Opinion 19-28

March 14, 2019


Digest:         Where an agency attorney initially accepted a court attorney position with the judge, but then declined the position without commencing employment, the judge may continue to preside in cases where the attorney appears, if the judge decides he/she can be fair and impartial. He/she need not disclose the unconsummated employment opportunity.


Rules:          Judiciary Law § 14; 22 NYCRR 100.2; 100.2(A); 100.3(E)(1); 100.3(E)(1)(a)-(f); Opinions 15-46; 07-04.


         The inquiring judge sought to hire a new court attorney. Among other applicants, he/she interviewed an “agency attorney” who regularly appears before the judge. The judge extended an employment offer, and the agency attorney accepted it. However, due to personal reasons, the agency lawyer never resigned from the agency nor began employment with the judge. Instead, after taking a leave of absence from the agency, he/she told the judge he/she could not accept the offer. The judge now asks if he/she may preside in matters involving this attorney, and if he/she must “disclose the... employment opportunity on the record.”
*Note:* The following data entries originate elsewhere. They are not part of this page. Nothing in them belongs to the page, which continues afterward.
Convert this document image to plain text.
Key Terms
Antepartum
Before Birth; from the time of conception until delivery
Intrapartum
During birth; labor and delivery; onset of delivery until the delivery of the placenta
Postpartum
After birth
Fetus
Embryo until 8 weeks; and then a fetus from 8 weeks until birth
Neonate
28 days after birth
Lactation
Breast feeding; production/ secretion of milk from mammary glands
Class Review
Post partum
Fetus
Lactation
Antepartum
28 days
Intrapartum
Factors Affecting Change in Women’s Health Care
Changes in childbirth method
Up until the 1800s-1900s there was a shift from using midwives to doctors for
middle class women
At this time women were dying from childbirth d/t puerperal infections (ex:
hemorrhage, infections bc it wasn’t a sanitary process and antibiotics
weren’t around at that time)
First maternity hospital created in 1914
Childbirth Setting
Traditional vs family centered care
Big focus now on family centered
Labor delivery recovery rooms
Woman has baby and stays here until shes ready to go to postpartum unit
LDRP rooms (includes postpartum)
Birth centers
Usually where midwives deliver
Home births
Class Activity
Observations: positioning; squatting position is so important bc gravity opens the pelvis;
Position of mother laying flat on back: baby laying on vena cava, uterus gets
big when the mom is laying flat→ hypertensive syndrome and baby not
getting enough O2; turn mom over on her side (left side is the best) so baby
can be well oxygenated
         A judge must always avoid even an appearance of impropriety (see 22 NYCRR 100.2) and must always act to promote public confidence in the judiciary’s integrity and impartiality (see 22 NYCRR 100.2[A]). Thus, a judge must disqualify him/herself in any case where the judge’s impartiality “might reasonably be questioned” (see 22 NYCRR 100.3[E][1]), including in specific circumstances mandated by rule or statute (see generally 22 NYCRR 100.3[E][1][a]-[f]; Judiciary Law § 14).

         We have not previously considered a judge’s obligations where an attorney initially accepted the judge’s employment offer, but never went forward with the proposed employment. However, we find some guidance in Opinion 15-46, where a judge’s contract to purchase real property from a police officer terminated by its terms without a purchase. The judge asked about his/her obligations when the police officer appeared on search warrant applications. We concluded that, absent any other disqualifying factor, the judge may hear search warrant applications involving the prospective seller of the unconsummated realty purchase, provided the judge concludes he/she can be fair and impartial (see Opinion 15-46).

         Here, a similar conclusion is warranted. Although the agency attorney initially accepted the position, he/she later declined the offer for personal reasons, before commencing employment. The judge and his/her prospective employee thus never developed the relationship of “particular trust and confidence” typical of a judge and his/her law clerk (see e.g. Opinion 07-04). We believe the inquiring judge’s impartiality cannot “reasonably be questioned” based solely on the contemplated employment opportunity (22 NYCRR 100.3[E][1] [emphasis added]).

         Accordingly, absent any other disqualifying factor, this judge may preside over matters involving the agency attorney and need not disclose the unconsummated employment opportunity, provided the judge determines he/she can be fair and impartial.